Hace 50 años, el paisaje de la Argentina era desolador. Un país violento, intolerante e intolerable. Dos bandas se disputaban a dentelladas salvajes la herencia política de Perón, el líder que había muerto hacía unos cinco meses.

La Triple A, mafia paraestatal al mando de José López Rega, todopoderoso ministro de Bienestar Social, “hermano Daniel” en su desempeño como mentor esotérico de la presidenta María Estela Martínez, viuda del General, patrullaba la Ciudad y el conurbano “a la caza de zurdos”, con una impunidad tal que nutría el desasosiego de una nación extenuada.

Su contracara, la juventud peronista armada, disciplinada detrás de Montoneros, la organización de Mario Firmenich, adentrada por propia decisión en la ilegalidad, cada vez más tributaria de la ideología pro marxista de sus socios de las FAR y fronteriza con el trotskismo del ERP, de Mario Santucho.

La guerra era total, ante una ciudadanía absorta y aterrorizaba.

Las muertes en ambas trincheras habían transformado al país en un camposanto a cielo abierto, con las calles sembradas de cadáveres, muchos ajenos a esa batalla tribal que desangraba a la sociedad.

Con ese clima, y bajo nubes espesas que insinuaban tiempos tormentosos para una democracia balbuceante y sin respuestas, Montoneros daría un zarpazo aún más provocador que el que habían arrojado cuatro años y medio antes, con el asesinato al dictador Pedro Eugenio Aramburu, implacable censor del peronismo, Perón y los peronistas, en la estancia La Celma, en la localidad de Timote, a 15 kilómetros de Carlos Tejedor, en el noroeste de la provincia de Buenos Aires, sin derecho a defensa, luego de haberlo secuestrado en su domicilio de Barrio Norte.

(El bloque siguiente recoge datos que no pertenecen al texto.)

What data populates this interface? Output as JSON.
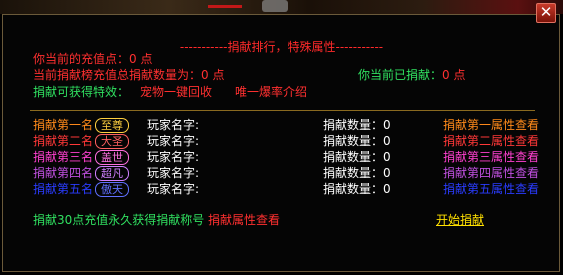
{
  "title": "-----------捐献排行，特殊属性-----------",
  "info": {
    "recharge_label": "你当前的充值点：",
    "recharge_value": "0 点",
    "total_label": "当前捐献榜充值总捐献数量为：",
    "total_value": "0 点",
    "my_label": "你当前已捐献：",
    "my_value": "0 点",
    "effects_label": "捐献可获得特效：",
    "link_recycle": "宠物一键回收",
    "link_intro": "唯一爆率介绍"
  },
  "ranks": [
    {
      "label": "捐献第一名",
      "badge": "至尊",
      "color": "#ff8a1a",
      "badge_color": "#ffd040",
      "player_label": "玩家名字:",
      "amount_label": "捐献数量：",
      "amount": "0",
      "attr_link": "捐献第一属性查看"
    },
    {
      "label": "捐献第二名",
      "badge": "大圣",
      "color": "#ff3838",
      "badge_color": "#ff6060",
      "player_label": "玩家名字:",
      "amount_label": "捐献数量：",
      "amount": "0",
      "attr_link": "捐献第二属性查看"
    },
    {
      "label": "捐献第三名",
      "badge": "盖世",
      "color": "#ff40d0",
      "badge_color": "#ff70e0",
      "player_label": "玩家名字:",
      "amount_label": "捐献数量：",
      "amount": "0",
      "attr_link": "捐献第三属性查看"
    },
    {
      "label": "捐献第四名",
      "badge": "超凡",
      "color": "#c050e0",
      "badge_color": "#d080ff",
      "player_label": "玩家名字:",
      "amount_label": "捐献数量：",
      "amount": "0",
      "attr_link": "捐献第四属性查看"
    },
    {
      "label": "捐献第五名",
      "badge": "傲天",
      "color": "#2a3cff",
      "badge_color": "#6070ff",
      "player_label": "玩家名字:",
      "amount_label": "捐献数量：",
      "amount": "0",
      "attr_link": "捐献第五属性查看"
    }
  ],
  "footer": {
    "title_note": "捐献30点充值永久获得捐献称号",
    "attr_link": "捐献属性查看",
    "start_button": "开始捐献"
  },
  "icons": {
    "close": "close-icon"
  }
}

Montoneros lo capturó el 29 de mayo de 1970, quizá sin una pizca de azar: es el Dia del Ejército argentino y a la vez se cumplía entonces un año de la insurrección popular de obreros industriales y estudiantes, conocida como El Cordobazo. Al jefe de la Libertadora se lo llevaron bajo aparente engaño de su piso de Montevideo 1053, en el corazón de Barrio Norte, a la luz del día, sin disparar una sola bala.

En el país, otro dictador, Juan Carlos Onganía, que había usurpado el mando constitucional de Arturo Illia, enfrentado en la interna castrense al retirado Aramburu, hacía y deshacía a su antojo, pero no resistiría el doble impacto consecutivo en apenas un año del Cordobazo y la ejecución de Aramburu. Lo echarían quienes lo habían ungido. Se iría con muchas penas y ninguna gloria.

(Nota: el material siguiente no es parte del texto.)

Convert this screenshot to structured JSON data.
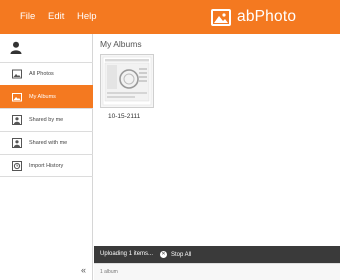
{
  "menu": {
    "file": "File",
    "edit": "Edit",
    "help": "Help"
  },
  "app": {
    "name": "abPhoto"
  },
  "sidebar": {
    "items": [
      {
        "label": "All Photos",
        "icon": "photo-icon"
      },
      {
        "label": "My Albums",
        "icon": "album-icon"
      },
      {
        "label": "Shared by me",
        "icon": "shared-by-me-icon"
      },
      {
        "label": "Shared with me",
        "icon": "shared-with-me-icon"
      },
      {
        "label": "Import History",
        "icon": "history-icon"
      }
    ],
    "collapse": "«"
  },
  "main": {
    "title": "My Albums",
    "albums": [
      {
        "label": "10-15-2111"
      }
    ]
  },
  "status": {
    "uploading": "Uploading 1 items...",
    "stop": "Stop All"
  },
  "footer": {
    "count": "1 album"
  },
  "colors": {
    "accent": "#f47920",
    "status_bar": "#3a3a3a"
  }
}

Cuatro años después de la nueva dictadura militar, un grupo de egresados del Nacional Buenos Aires y otros adherentes veinteañeros elegirían a Aramburu para su sangriento bautismo político. Eran chicos católicos, de familias rotundamente antiperonistas, algunas de comunión diaria. Hijos de una élite antiperonista, se habían transformado en peronistas dispuestos a matar en nombre de un Perón a quien ni siquiera conocían.

Se llamaron a sí mismos Montoneros y actuarían con los manuales de la guerrilla urbana. El clima de época y la lógica militarista de ese grupo, determinaría que Aramburu debería pagar los asesinatos y estragos vengativos contra el peronismo derrocado en 1955, en particular la desaparición del cuerpo de Eva Perón, robado de la CGT por una patrulla del Ejército.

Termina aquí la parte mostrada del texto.